I think you'd be hard pressed to find a workload where that behavior needs to be...

elijahbenizzy · 2024-07-14T19:55:58 1720986958

Interesting. I don't disagree, in general, but I actually have worked with a lot of applications that like to do this. Specifically in the world of ML/AI inference there's a lot of moving between external querying of data (features) and internal/external querying of models.

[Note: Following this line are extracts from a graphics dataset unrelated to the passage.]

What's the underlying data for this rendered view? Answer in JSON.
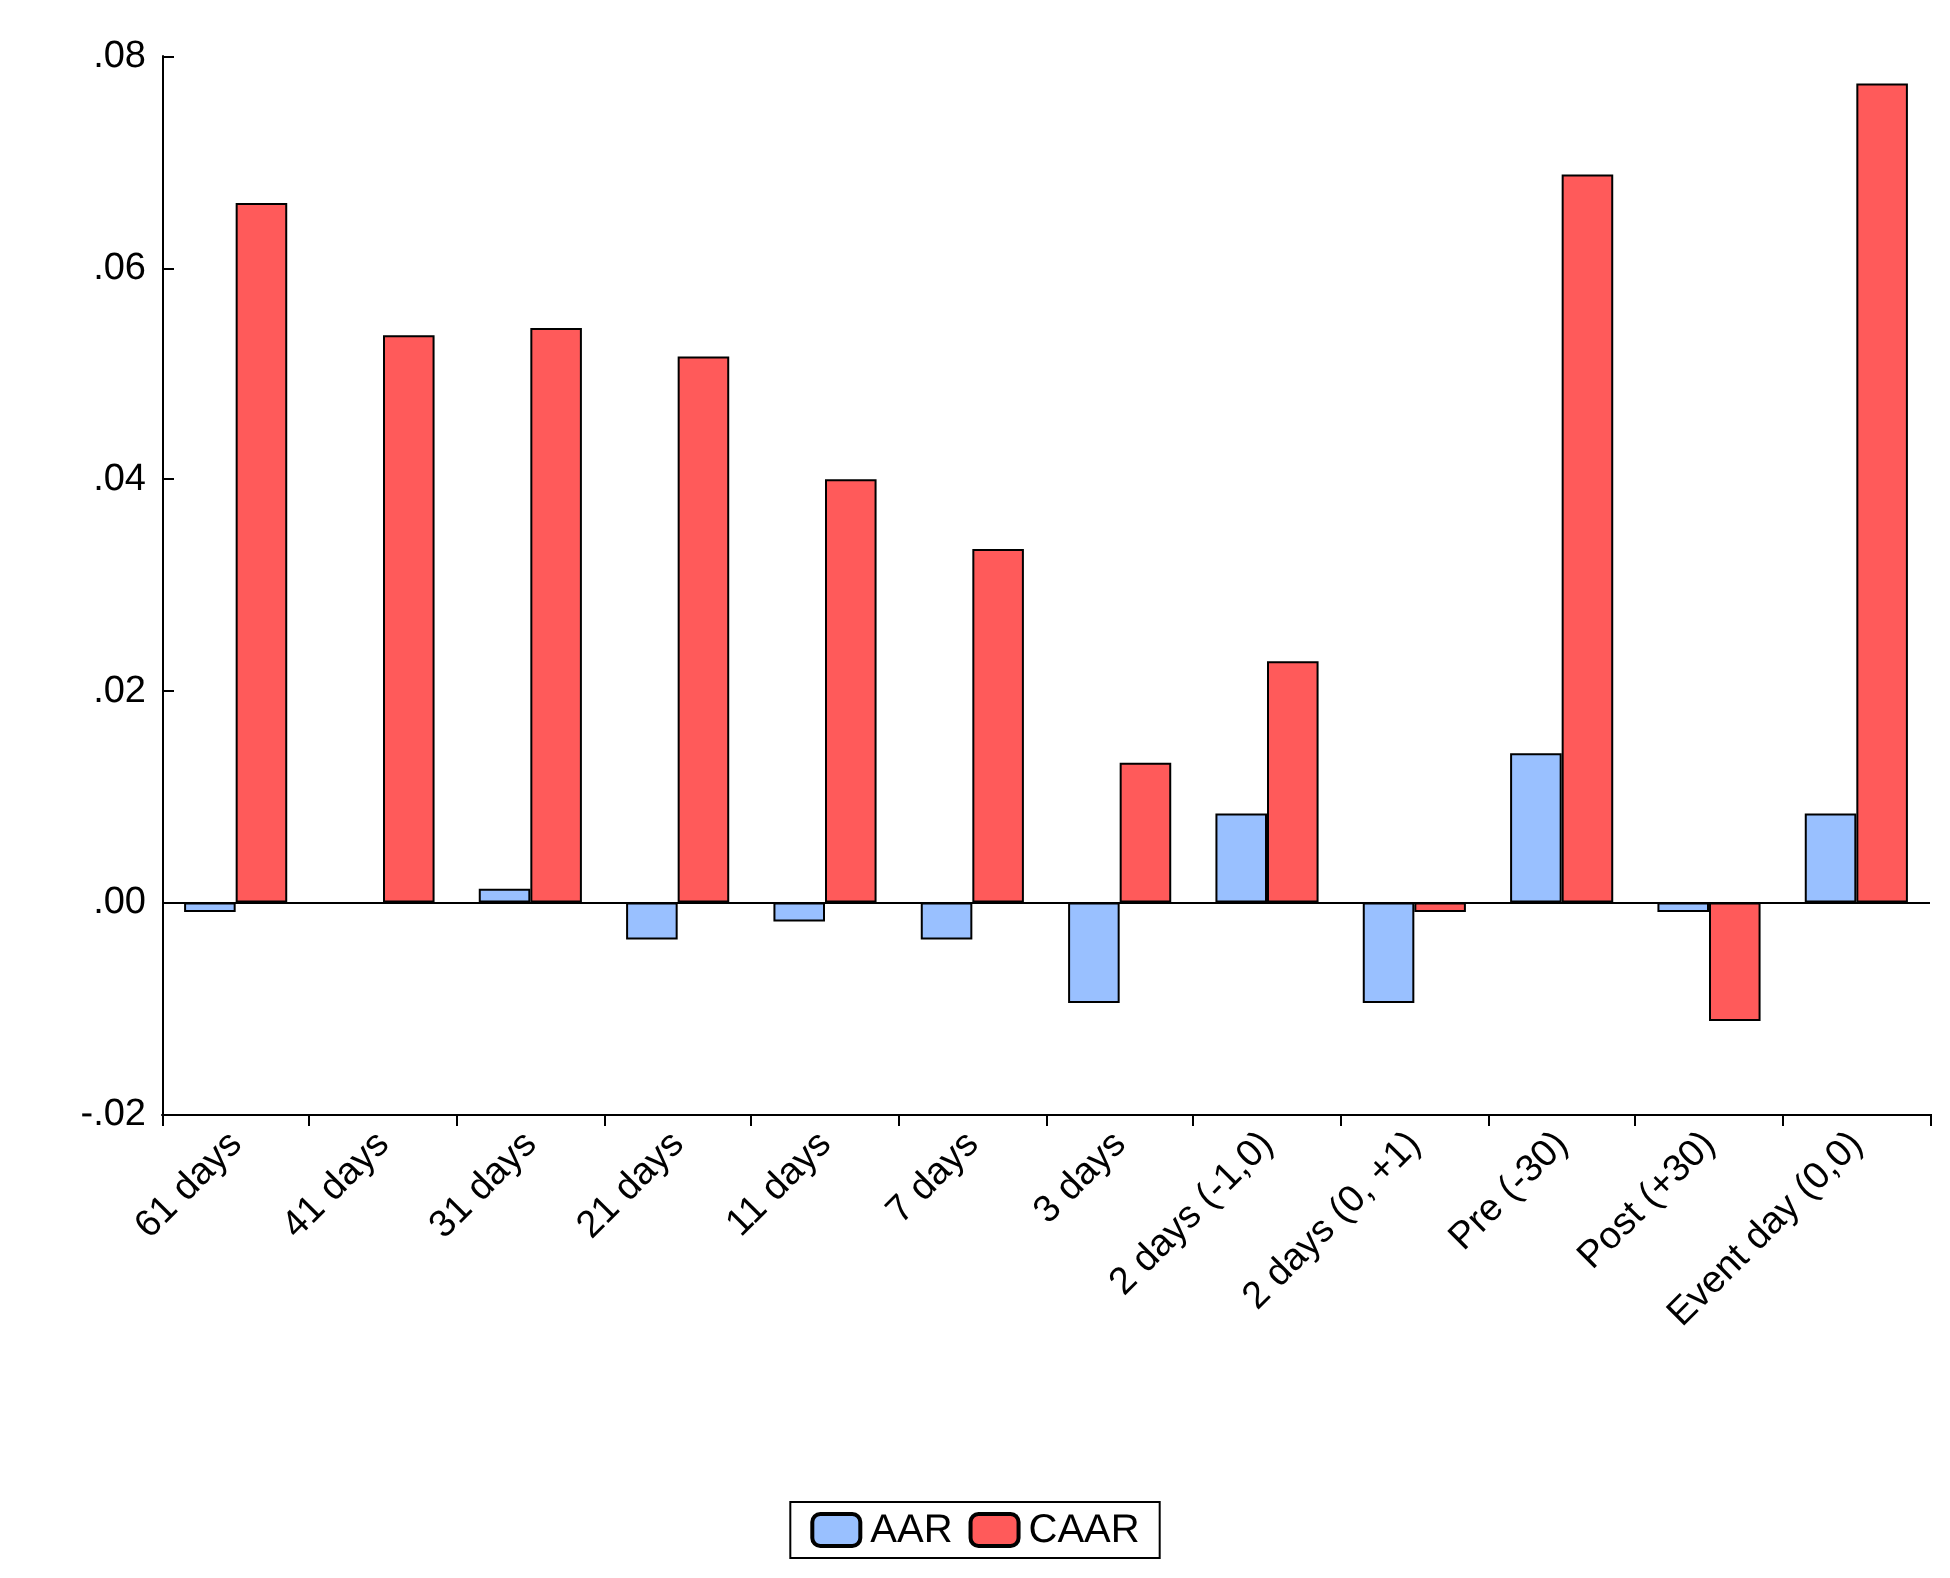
{
  "chart_data": {
    "type": "bar",
    "categories": [
      "61 days",
      "41 days",
      "31 days",
      "21 days",
      "11 days",
      "7 days",
      "3 days",
      "2 days (-1,0)",
      "2 days (0, +1)",
      "Pre (-30)",
      "Post (+30)",
      "Event day (0,0)"
    ],
    "series": [
      {
        "name": "AAR",
        "color": "#99c0ff",
        "values": [
          -0.0009,
          null,
          0.0013,
          -0.0035,
          -0.0018,
          -0.0035,
          -0.0095,
          0.0084,
          -0.0095,
          0.0141,
          -0.0009,
          0.0084
        ]
      },
      {
        "name": "CAAR",
        "color": "#ff5a5a",
        "values": [
          0.0661,
          0.0536,
          0.0543,
          0.0516,
          0.04,
          0.0334,
          0.0132,
          0.0228,
          -0.0009,
          0.0688,
          -0.0112,
          0.0774
        ]
      }
    ],
    "ylim": [
      -0.02,
      0.08
    ],
    "yticks": [
      {
        "value": -0.02,
        "label": "-.02"
      },
      {
        "value": 0,
        "label": ".00"
      },
      {
        "value": 0.02,
        "label": ".02"
      },
      {
        "value": 0.04,
        "label": ".04"
      },
      {
        "value": 0.06,
        "label": ".06"
      },
      {
        "value": 0.08,
        "label": ".08"
      }
    ],
    "ref_lines": [
      {
        "axis": "y",
        "value": 0,
        "label": null
      }
    ],
    "grid": false,
    "legend": "bottom"
  }
}
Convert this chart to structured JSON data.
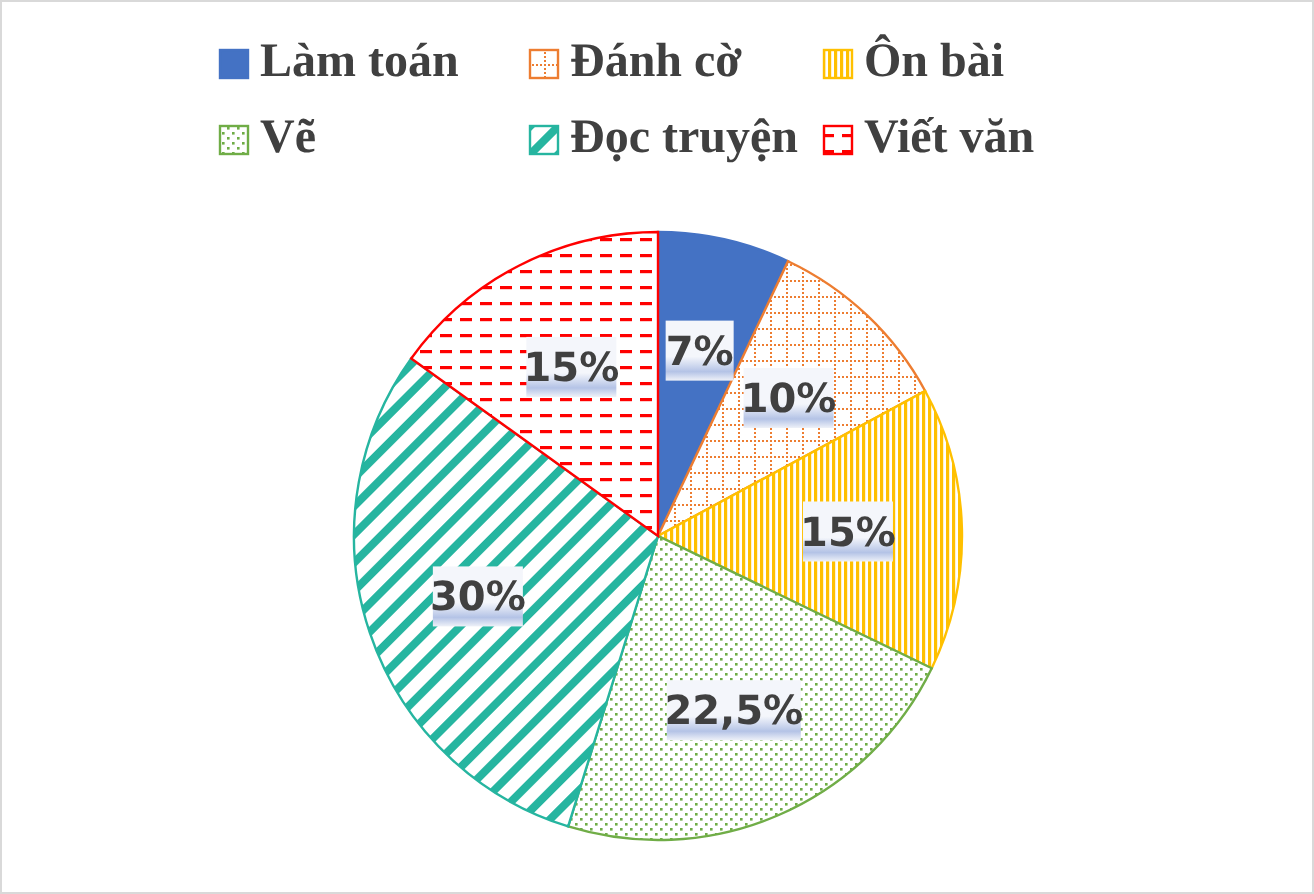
{
  "chart_data": {
    "type": "pie",
    "categories": [
      "Làm toán",
      "Đánh cờ",
      "Ôn bài",
      "Vẽ",
      "Đọc truyện",
      "Viết văn"
    ],
    "values": [
      7,
      10,
      15,
      22.5,
      30,
      15
    ],
    "value_labels": [
      "7%",
      "10%",
      "15%",
      "22,5%",
      "30%",
      "15%"
    ],
    "colors": [
      "#4472c4",
      "#ed7d31",
      "#ffc000",
      "#70ad47",
      "#26b5a0",
      "#ff0000"
    ],
    "legend": "top"
  }
}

With recommendation systems it is often worse -- gather large data, run a computation on it, filter it, get a bulk API request, score it with a model, etc...

This is exactly where I'd like to see it.

I'd like to simultaneously:

1. Call out to external APIs and not run any overhead/complexity of creating/managing threads 2. Call out to a model on a CPU and not have it block the event loop (I want it to launch a new thread and have that be similar to me) 3. Call out to a model on a GPU, ditto

And use the observed resource CPU/GPU usage to scale up nicely with an external horizontal scaling system.

So it might be that the async API is a lot easier to use/ergonomic then threads. I'd be happy to handle thread-safety (say, annotating routines), but as you pointed out, there are underlying framework assumptions that make this complicated.

The solution we always used is to separate out the CPU-bound components from the IO-bound components, even onto different servers or sidecar processes (which, effectively, turn CPU-bound into IO-bound operations). But if they could co-exist happily, I'd be very excited. Especially if they could use a similar API as async does.